Corte Ue: “Aiuti di Stato alle banche falsano concorrenza”
La Corte di Giustizia europea delle Comunità europee ha confermato (con le sentenze c- 66/02 e c-148/04 ) la decisione della Commissione Ue sull’incompatibilità con il mercato comune degli aiuti a favore del settore bancario italiano. L’Italia aveva infatti chiesto alla Corte l’annullamento della decisione della Commissione, facendo valere, in particolare, che le misure contestate non costituiscono aiuti di Stato, in quanto non hanno dato luogo ad un trasferimento di risorse dello Stato, presentano un carattere generale e non selettivo, non pregiudicano gli scambi tra Stati membri e non falsano la concorrenza.
Negli anni 90, le autorità italiane hanno avviato un processo di privatizzazione del sistema bancario italiano, adottando la legge n. 461/98 per incentivare la ristrutturazione e il consolidamento del settore bancario. In esecuzione di tale norma, il decreto legislativo n. 153/99 ha concesso agevolazioni fiscali per talune operazioni di ristrutturazione bancaria.
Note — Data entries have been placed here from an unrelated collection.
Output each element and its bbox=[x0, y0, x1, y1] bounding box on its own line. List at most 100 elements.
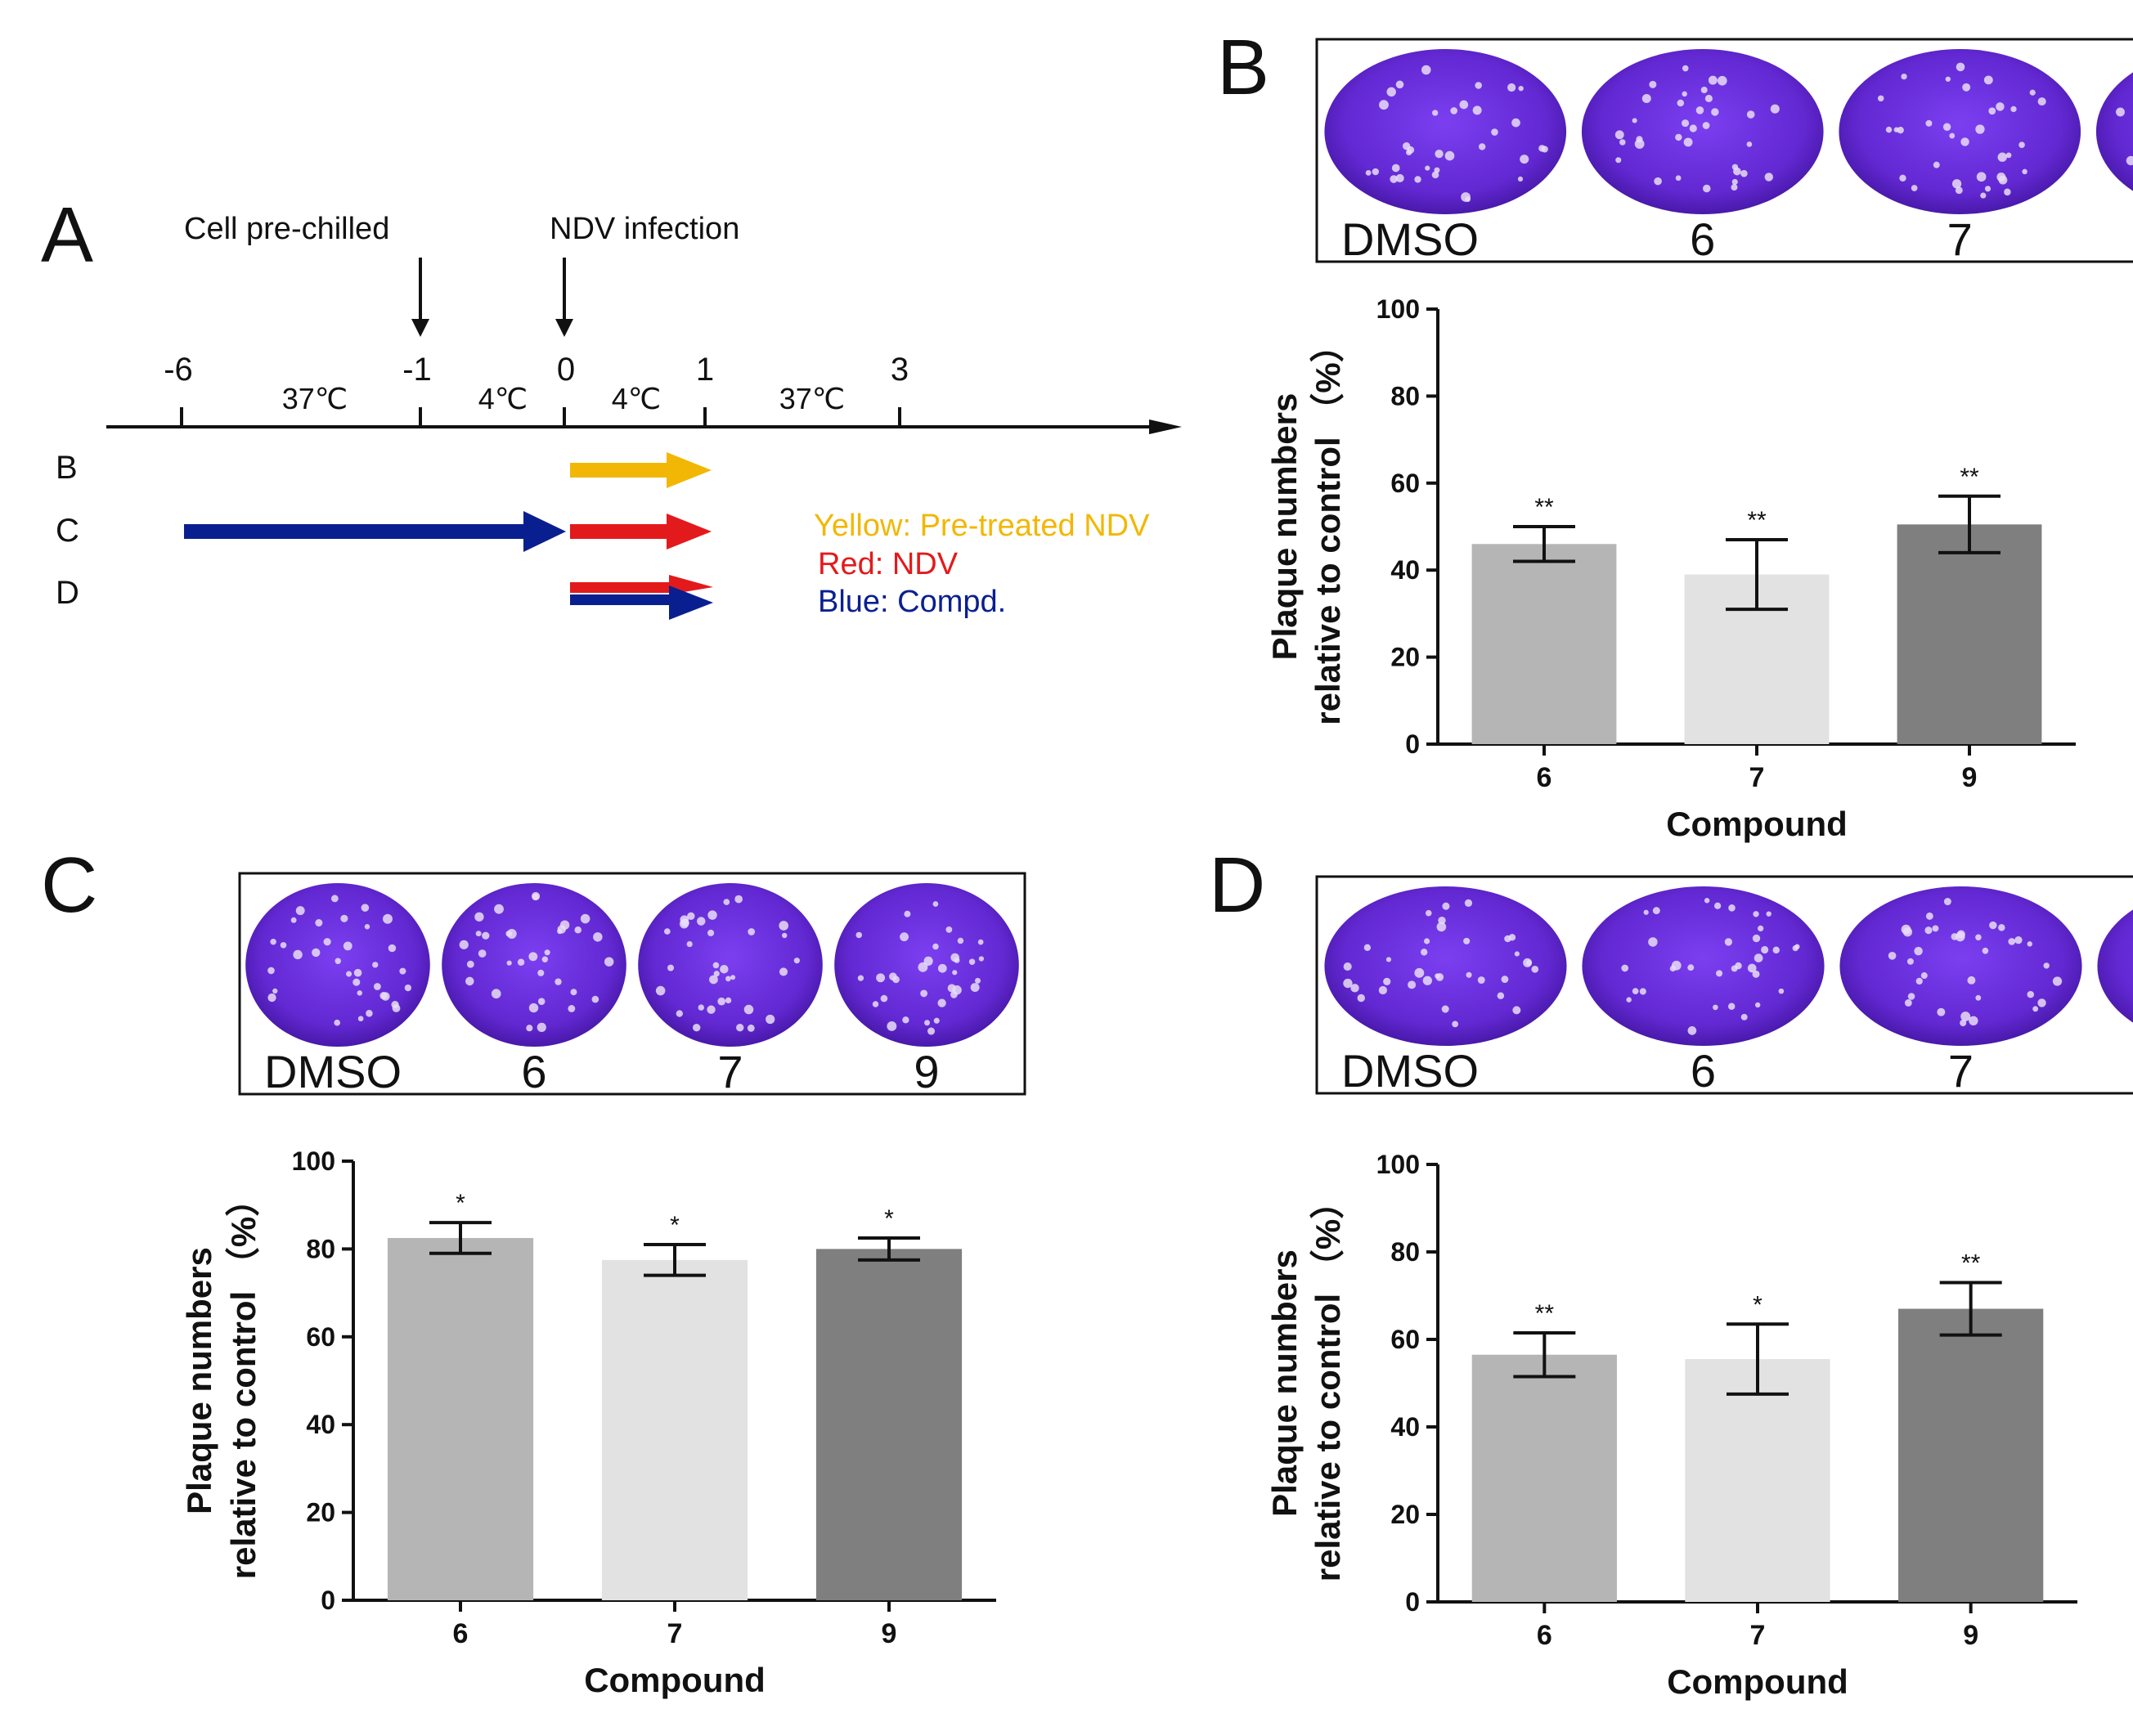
plaque-spot bbox=[293, 949, 303, 960]
plaque-spot bbox=[1383, 977, 1391, 985]
plaque-spot bbox=[1402, 142, 1411, 150]
plaque-spot bbox=[725, 997, 732, 1004]
y-axis-label: relative to control （%） bbox=[1309, 328, 1347, 724]
plaque-spot bbox=[2037, 998, 2046, 1007]
plaque-spot bbox=[730, 975, 736, 980]
plaque-spot bbox=[1689, 124, 1697, 132]
plaque-spot bbox=[978, 956, 985, 962]
plaque-spot bbox=[1379, 100, 1389, 110]
plaque-plate bbox=[245, 883, 430, 1047]
y-tick-label: 0 bbox=[321, 1586, 335, 1615]
plaque-spot bbox=[974, 977, 981, 984]
plaque-spot bbox=[698, 1004, 704, 1011]
bar bbox=[1471, 544, 1617, 744]
plaque-spot bbox=[1459, 100, 1469, 110]
plaque-spot bbox=[1675, 175, 1682, 182]
plaque-spot bbox=[1766, 911, 1772, 917]
plaque-spot bbox=[593, 932, 603, 942]
plaque-plate bbox=[2097, 909, 2133, 1023]
plaque-spot bbox=[381, 992, 390, 1001]
plaque-spot bbox=[544, 949, 550, 956]
plate-label: DMSO bbox=[1341, 1045, 1479, 1097]
plaque-spot bbox=[494, 904, 504, 914]
plaque-spot bbox=[1435, 973, 1440, 979]
plaque-spot bbox=[663, 928, 671, 935]
plaque-spot bbox=[2010, 105, 2017, 113]
plaque-spot bbox=[937, 998, 946, 1007]
plaque-spot bbox=[1614, 130, 1624, 140]
plaque-spot bbox=[1452, 1021, 1459, 1028]
x-axis-label: Compound bbox=[1667, 1662, 1848, 1701]
plaque-spot bbox=[857, 975, 864, 981]
plaque-spot bbox=[676, 1010, 683, 1017]
plaque-plate bbox=[1839, 49, 2081, 214]
plaque-spot bbox=[1385, 957, 1392, 962]
plate-label: 7 bbox=[1948, 1045, 1974, 1097]
bar bbox=[1471, 1354, 1617, 1602]
plate-label: DMSO bbox=[1341, 213, 1479, 265]
y-tick-label: 80 bbox=[1390, 1237, 1420, 1267]
temp-label: 37℃ bbox=[779, 382, 845, 415]
plaque-spot bbox=[267, 993, 276, 1003]
plaque-spot bbox=[1792, 944, 1798, 952]
blue-arrow-head bbox=[523, 511, 566, 552]
plaque-spot bbox=[1435, 149, 1444, 159]
y-axis-label: Plaque numbers bbox=[1265, 1249, 1304, 1517]
temp-label: 4℃ bbox=[478, 382, 528, 415]
time-axis-arrowhead bbox=[1149, 419, 1182, 434]
temp-label: 37℃ bbox=[282, 382, 348, 415]
plaque-spot bbox=[1406, 149, 1412, 156]
plaque-spot bbox=[1652, 907, 1660, 915]
plaque-spot bbox=[267, 967, 275, 975]
plaque-spot bbox=[1675, 133, 1682, 141]
plaque-spot bbox=[1893, 127, 1899, 132]
plaque-spot bbox=[1434, 167, 1440, 173]
plaque-spot bbox=[531, 891, 541, 901]
plaque-spot bbox=[1997, 152, 2007, 162]
plaque-spot bbox=[2032, 1006, 2039, 1012]
significance-label: ** bbox=[1747, 507, 1767, 534]
plaque-spot bbox=[968, 958, 976, 965]
plaque-spot bbox=[1924, 926, 1933, 935]
plaque-spot bbox=[977, 939, 984, 945]
plaque-spot bbox=[1901, 73, 1907, 80]
plaque-spot bbox=[655, 985, 666, 996]
plaque-spot bbox=[1682, 91, 1687, 97]
plate-label: 6 bbox=[1690, 213, 1715, 265]
plaque-spot bbox=[1619, 139, 1626, 146]
plaque-spot bbox=[1475, 82, 1482, 89]
plaque-spot bbox=[1877, 95, 1884, 102]
plaque-spot bbox=[1511, 118, 1520, 128]
plaque-spot bbox=[904, 910, 911, 917]
plaque-spot bbox=[957, 937, 964, 944]
plaque-spot bbox=[1477, 976, 1485, 985]
plaque-spot bbox=[1945, 76, 1951, 82]
plaque-plate bbox=[442, 883, 626, 1047]
significance-label: * bbox=[670, 1212, 680, 1239]
plaque-spot bbox=[1969, 1016, 1978, 1025]
plaque-spot bbox=[709, 975, 718, 985]
x-tick-label: 6 bbox=[1537, 762, 1552, 793]
bar-chart-c: 0 20 40 60 80 100 * 6 * 7 * 9 Compound Plaque numbers… bbox=[180, 1146, 996, 1699]
plaque-spot bbox=[1683, 137, 1693, 147]
plaque-spot bbox=[937, 963, 947, 973]
y-tick-label: 20 bbox=[306, 1498, 335, 1527]
plaque-spot bbox=[945, 926, 953, 933]
plaque-spot bbox=[1420, 949, 1428, 956]
plaque-spot bbox=[1438, 916, 1446, 925]
plaque-spot bbox=[2014, 936, 2023, 944]
time-tick-label: 3 bbox=[891, 352, 909, 388]
legend-red: Red: NDV bbox=[818, 547, 959, 581]
red-arrow-shaft-d bbox=[570, 582, 672, 593]
plaque-spot bbox=[748, 928, 756, 935]
plaque-spot bbox=[1943, 898, 1951, 906]
plaque-spot bbox=[335, 958, 341, 964]
plaque-spot bbox=[1731, 178, 1738, 186]
plaque-spot bbox=[270, 939, 276, 945]
plaque-spot bbox=[1753, 911, 1759, 917]
y-tick-label: 40 bbox=[1390, 555, 1420, 585]
plaque-spot bbox=[1740, 169, 1748, 177]
plaque-spot bbox=[970, 983, 980, 993]
plaque-spot bbox=[1915, 977, 1923, 985]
Con decisione 11 dicembre 2001, la Commissione ha ritenuto il regime di aiuti istituito dalla normativa italiana incompatibile con il mercato comune e ha disposto il recupero degli aiuti, illegittimamente concessi, presso le banche beneficiarie che hanno dovuto versare un importo corrispondente alle imposte non versate in conseguenza del detto regime.
La Corte parla chiaro, riprendendo la decisione della Commissione: una misura fiscale che non implichi un trasferimento di risorse dello Stato ma collochi i beneficiari in una situazione finanziaria più favorevole di quella degli altri contribuenti costituisce un aiuto di Stato ai sensi del Trattato CE. Le misure contestate sono esenzioni fiscali concesse mediante risorse dello Stato e costituiscono dunque un aiuto di Stato.
La Corte ha inoltre rilevato che il Trattato CE vieta gli aiuti selettivi che favoriscono talune imprese. Un aiuto può essere selettivo anche se riguarda tutto un settore economico. In quanto – spiega la nota – le misure fiscali italiane si applicano alle imprese che svolgono determinate operazioni nel settore bancario e non avvantaggiano le imprese di altri settori economici. Pertanto, esse sono selettive. Inoltre il vantaggio, in termini di competitività, conferito dalle dette misure agli operatori stabiliti in Italia è tale da rendere più difficile l’inserimento nel mercato italiano da parte di operatori di altri Stati membri, o addirittura da facilitare l’inserimento in altri mercati da parte di operatori stabiliti in Italia. Conseguentemente, le misure fiscali in esame possono influenzare gli scambi tra Stati membri e falsare la concorrenza.